Differentiating Between 3-Second Cloning and VoiceDesign

Qwen3-TTS also has a feature to "clone existing voices in 3 seconds." Here are the criteria for differentiation.

Aspect 3-Second Clone VoiceDesign → Clone
Purpose Want to reproduce an existing voice Want to create a new voice
Input Reference audio (+ transcript) Design instructions (instruct)
Rights Directly tied to the rights of the original voice (permission is crucial) Rights-free
Consistency Depends on the quality of the reference audio Stable when prompted

My conclusion:

  • If you want to reproduce someone else's voice, use the 3-second clone (but permission is essential).
  • If you want to create a character voice for your product, use VoiceDesign → Clone.

The voices created with VoiceDesign are "not anyone's voice," making it easier to avoid copyright and portrait rights issues.

Addendum: Comparing Cloning Accuracy with VOICEVOX Zundamon

To grasp how well the 3-second clone can reproduce existing voices, I created a demo comparing five reference samples of VOICEVOX's Zundamon (Speaker ID: 3) by cloning them and having them speak the same text.

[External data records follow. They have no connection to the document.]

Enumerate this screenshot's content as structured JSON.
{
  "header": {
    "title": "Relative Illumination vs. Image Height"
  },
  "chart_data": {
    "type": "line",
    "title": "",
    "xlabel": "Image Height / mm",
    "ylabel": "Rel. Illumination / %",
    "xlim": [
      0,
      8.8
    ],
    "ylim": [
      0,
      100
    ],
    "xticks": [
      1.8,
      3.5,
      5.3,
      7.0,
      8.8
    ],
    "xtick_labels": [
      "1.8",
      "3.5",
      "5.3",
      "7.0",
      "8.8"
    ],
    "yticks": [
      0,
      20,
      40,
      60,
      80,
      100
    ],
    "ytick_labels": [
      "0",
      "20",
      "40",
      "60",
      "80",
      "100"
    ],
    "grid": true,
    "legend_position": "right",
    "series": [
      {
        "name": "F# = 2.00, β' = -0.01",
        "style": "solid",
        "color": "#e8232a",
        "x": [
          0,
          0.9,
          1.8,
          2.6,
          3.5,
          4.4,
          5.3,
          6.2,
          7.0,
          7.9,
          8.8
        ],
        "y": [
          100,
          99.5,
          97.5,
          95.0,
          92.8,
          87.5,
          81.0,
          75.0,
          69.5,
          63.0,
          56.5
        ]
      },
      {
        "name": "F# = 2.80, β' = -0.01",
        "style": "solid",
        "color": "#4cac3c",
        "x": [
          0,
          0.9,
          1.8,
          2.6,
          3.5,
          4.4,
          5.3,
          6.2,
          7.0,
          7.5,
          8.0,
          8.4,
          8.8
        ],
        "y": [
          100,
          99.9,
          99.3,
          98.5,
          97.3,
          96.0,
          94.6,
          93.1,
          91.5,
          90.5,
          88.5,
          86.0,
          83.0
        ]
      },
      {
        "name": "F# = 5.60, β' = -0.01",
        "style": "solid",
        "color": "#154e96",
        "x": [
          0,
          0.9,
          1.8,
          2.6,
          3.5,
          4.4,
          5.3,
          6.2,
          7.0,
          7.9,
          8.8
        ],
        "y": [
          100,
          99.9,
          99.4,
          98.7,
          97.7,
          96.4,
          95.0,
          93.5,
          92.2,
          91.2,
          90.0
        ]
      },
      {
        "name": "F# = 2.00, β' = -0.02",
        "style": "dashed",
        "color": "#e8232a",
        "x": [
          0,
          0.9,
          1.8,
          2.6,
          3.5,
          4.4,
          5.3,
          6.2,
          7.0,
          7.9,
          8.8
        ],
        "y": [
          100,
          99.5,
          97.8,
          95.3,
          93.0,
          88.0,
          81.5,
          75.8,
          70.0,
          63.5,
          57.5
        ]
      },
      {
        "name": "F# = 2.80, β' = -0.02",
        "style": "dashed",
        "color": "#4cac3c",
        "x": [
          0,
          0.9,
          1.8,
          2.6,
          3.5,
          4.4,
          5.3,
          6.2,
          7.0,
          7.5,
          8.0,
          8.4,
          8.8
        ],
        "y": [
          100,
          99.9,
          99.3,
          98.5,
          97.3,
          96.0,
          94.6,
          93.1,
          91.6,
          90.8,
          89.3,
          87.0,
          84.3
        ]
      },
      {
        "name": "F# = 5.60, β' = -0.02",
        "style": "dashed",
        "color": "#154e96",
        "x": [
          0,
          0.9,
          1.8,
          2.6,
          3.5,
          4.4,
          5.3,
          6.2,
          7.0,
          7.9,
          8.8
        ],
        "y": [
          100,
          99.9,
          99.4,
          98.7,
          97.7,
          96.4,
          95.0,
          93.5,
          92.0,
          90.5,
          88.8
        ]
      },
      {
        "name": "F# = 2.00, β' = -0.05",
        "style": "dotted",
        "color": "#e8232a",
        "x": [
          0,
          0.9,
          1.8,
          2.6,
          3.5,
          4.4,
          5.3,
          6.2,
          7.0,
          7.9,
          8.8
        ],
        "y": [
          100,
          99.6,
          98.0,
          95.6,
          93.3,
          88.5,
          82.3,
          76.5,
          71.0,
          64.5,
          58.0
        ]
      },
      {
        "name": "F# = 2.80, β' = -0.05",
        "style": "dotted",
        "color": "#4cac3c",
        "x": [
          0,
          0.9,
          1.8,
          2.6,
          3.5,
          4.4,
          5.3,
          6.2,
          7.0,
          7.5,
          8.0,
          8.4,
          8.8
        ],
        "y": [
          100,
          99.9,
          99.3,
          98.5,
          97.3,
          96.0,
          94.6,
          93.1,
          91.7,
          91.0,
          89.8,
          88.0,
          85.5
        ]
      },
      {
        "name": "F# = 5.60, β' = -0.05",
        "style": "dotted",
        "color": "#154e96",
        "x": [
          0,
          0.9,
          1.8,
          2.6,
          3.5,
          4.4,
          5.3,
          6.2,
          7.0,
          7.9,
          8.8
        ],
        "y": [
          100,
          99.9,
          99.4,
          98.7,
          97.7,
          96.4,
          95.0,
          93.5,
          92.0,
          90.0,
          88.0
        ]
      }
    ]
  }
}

You can see how much the cloning results vary for each reference audio, making it a good reference for checking before implementation (if you plan to use it commercially, make sure to check the usage terms for VOICEVOX and the character).

Impressions of Japanese Quality

Here are the points that surprised me when I actually tried it:

  1. Natural intonation: There is little "synthetic voice" quality.
  2. Accurate reading of kanji: Almost no issues unless it's specialized terminology.
  3. Effective emotional expression: When specifying "nervous" in the instructions, it truly sounds that way.
  4. Natural pauses with punctuation: It handles "……" and "、" well.

Conclusion

After testing Qwen3-TTS on Apple Silicon M3, I was surprised by the following points:

  • High quality of Japanese: This is the first time I've encountered such natural speech synthesis in open-source.
  • Ability to create voices with VoiceDesign: You can design rights-free voices using natural language.
  • Works on Mac: It is practical with MPS support, although there are constraints with float32.

This tool feels like it could change the way we use TTS, shifting from "choosing voices" to "creating voices."

If you're interested, I encourage you to try it out for yourself. The experience of creating "your own voice" with VoiceDesign is quite fascinating.